Christophe a écrit :Mais, ne vous en déplaise, Dieu punit. Cela ne s'oppose pas au fait qu'Il soit amour. Et c'est même une conséquence à la fois de Sa justice et de notre liberté.
Tout dépend de la façon dont on interprête ce mot. Dieu n'est pas un juge ou un gendarme, Il est un Père.
Je pense que le péché, comme je l'ai déjà dit, a nécessairement des conséquences catastrophiques. Dieu n'est pas Celui qui inflige un châtiment, mais Il prend acte du choix de ceux qui se détournent de Lui.
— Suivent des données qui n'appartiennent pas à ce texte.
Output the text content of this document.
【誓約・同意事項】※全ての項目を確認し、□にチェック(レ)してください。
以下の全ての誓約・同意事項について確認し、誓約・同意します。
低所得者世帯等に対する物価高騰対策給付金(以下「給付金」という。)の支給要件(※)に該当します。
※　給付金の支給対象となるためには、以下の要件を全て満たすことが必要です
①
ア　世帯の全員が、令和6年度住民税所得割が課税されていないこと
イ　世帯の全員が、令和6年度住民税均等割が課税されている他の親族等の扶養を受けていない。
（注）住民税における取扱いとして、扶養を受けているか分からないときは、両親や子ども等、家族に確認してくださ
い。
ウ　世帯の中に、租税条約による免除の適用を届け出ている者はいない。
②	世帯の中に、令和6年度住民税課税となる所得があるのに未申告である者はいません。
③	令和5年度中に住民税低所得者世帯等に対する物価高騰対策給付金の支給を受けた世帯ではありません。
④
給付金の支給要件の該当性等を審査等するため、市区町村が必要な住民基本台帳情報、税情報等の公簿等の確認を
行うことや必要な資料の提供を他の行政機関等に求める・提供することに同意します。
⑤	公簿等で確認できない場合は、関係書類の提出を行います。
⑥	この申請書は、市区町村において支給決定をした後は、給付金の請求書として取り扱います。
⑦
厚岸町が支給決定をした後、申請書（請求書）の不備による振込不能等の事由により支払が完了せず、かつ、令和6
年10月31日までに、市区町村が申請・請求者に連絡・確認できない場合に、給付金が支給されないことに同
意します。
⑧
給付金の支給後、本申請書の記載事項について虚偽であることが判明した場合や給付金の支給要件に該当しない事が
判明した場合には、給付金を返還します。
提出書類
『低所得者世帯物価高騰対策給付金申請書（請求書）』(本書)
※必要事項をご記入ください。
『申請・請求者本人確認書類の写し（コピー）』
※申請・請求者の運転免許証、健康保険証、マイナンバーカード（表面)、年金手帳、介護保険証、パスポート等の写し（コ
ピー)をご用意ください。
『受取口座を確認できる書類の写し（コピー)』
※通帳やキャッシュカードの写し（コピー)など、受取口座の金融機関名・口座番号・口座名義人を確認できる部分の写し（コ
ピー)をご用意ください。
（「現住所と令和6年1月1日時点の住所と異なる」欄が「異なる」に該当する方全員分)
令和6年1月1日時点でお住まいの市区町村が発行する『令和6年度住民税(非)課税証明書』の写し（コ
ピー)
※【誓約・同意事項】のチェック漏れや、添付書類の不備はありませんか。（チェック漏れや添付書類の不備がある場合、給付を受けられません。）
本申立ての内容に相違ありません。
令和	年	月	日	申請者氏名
En fin de compte ce sont toujours les hommes qui se punissent et qui détruisent eux-mêmes leur vie en se fermant à l'Évangile et à l'Église.
Mais dire que Dieu punit, cela me semble incompatible avec Son amour. Au risque de me répéter, je crois vraiment que ce sont les individus qui se punissent eux-mêmes.
Pour prendre un exemple semblable, Dieu ne condamne pas à l'enfer ; ce sont les hommes qui choisissent eux-mêmes leur condamnation en tournant le dos à la vérité et en acceptant le péché mortel. La punition n'est pas quelque chose qui tombe du ciel mais simplement un corollaire logique d'une utilisation débridée de la liberté humaine.
Dans l'Ancien Testament, lorsque Moïse ordonne de mettre à mort les Israélites qui se sont livrés à l'idolâtrie, il ne fait qu'achever ce qu'ils ont déjà commencé, et ce sont eux-mêmes, là aussi, qui se sont donné la mort en refusant de rendre gloire au SEIGNEUR et en Lui préférant un faux dieu. Ce passage vétérotestamentaire exprime bien, à mon avis, ce que j'ai tenté d'expliquer ci-dessus.
Quand à la mentalité soixante-huitarde, je vous rassure tout de suite : je suis le premier à la combattre. Étant moi-même juriste, je suis également profondément attaché aux lois, à l'ordre et à l'autorité.